Not for use in women. History of nasal disorders, nasal or sinus surgery, nasal fracture within previous 6 months or one that caused a deviated anterior nasal septum, mucosal inflammatory disorders (eg, Sjogren’s syndrome), or sinus disease: not recommended. Increased risk for worsening BPH; monitor for signs/symptoms. Evaluate for prostate cancer before starting therapy, and 3–6 months after initiation. Monitor hematocrit prior to initiation, at 3–6 months after starting therapy, then annually; if elevation occurs, withhold until acceptable level. Preexisting cardiac, renal, or hepatic disease (discontinue if edema occurs). Discontinue and evaluate if signs/symptoms of hepatic dysfunction (eg, jaundice) occur. Possible sleep apnea in patients with obesity or chronic lung diseases. Testosterone and/or other anabolic androgenic steroid abuse. Monitor serum testosterone, PSA, liver function, cholesterol, lipid profile, serum calcium (in cancer patients at risk for hypercalcemia/hypercalciuria) periodically.
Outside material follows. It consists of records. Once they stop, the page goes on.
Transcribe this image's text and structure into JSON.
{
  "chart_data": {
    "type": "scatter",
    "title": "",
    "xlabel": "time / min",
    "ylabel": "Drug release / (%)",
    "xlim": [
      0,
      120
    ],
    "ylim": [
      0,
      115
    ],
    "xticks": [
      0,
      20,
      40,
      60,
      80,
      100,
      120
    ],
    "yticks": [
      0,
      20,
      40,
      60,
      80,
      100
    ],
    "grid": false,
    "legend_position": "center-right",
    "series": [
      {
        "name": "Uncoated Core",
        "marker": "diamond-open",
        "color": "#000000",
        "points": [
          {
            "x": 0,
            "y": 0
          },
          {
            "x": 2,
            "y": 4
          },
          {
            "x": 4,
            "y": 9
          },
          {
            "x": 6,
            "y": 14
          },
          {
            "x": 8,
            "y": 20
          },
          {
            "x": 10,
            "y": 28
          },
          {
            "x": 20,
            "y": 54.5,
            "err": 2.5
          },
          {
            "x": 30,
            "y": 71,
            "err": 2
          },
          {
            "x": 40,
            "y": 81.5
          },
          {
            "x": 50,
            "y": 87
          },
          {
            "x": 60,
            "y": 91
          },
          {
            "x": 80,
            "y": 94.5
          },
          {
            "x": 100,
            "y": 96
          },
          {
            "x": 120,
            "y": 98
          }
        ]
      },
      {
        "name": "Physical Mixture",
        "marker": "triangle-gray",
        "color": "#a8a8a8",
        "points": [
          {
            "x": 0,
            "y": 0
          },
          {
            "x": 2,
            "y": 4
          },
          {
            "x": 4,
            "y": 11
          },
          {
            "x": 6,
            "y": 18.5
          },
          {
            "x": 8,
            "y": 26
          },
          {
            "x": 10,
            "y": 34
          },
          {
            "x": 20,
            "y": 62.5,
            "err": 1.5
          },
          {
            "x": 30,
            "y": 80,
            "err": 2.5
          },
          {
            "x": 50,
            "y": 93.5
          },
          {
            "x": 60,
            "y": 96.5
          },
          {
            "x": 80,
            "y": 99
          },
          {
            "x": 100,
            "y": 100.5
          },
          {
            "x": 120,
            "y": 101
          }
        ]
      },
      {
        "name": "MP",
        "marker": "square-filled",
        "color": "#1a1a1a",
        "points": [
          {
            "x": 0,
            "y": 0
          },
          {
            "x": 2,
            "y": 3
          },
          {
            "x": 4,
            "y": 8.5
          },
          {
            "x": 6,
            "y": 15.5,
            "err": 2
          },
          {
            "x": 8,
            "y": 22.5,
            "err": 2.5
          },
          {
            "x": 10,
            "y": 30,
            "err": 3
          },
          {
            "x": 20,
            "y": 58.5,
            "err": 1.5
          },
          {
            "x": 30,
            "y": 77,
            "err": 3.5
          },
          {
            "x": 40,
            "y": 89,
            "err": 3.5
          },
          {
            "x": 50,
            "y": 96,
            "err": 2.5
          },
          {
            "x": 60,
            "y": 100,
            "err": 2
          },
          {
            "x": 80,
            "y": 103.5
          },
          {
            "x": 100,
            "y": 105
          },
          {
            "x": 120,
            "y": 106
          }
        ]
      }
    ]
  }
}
Monitor for venous thromboembolism; discontinue if suspected. Inform patients of possible increased risk of MI, stroke. Consider alternative if total testosterone consistently <300ng/dL; discontinue if consistently >1050ng/dL. Monitor for nasal adverse reactions; discontinue if appropriate. Men with BMI >35kg/m²: not established. Elderly.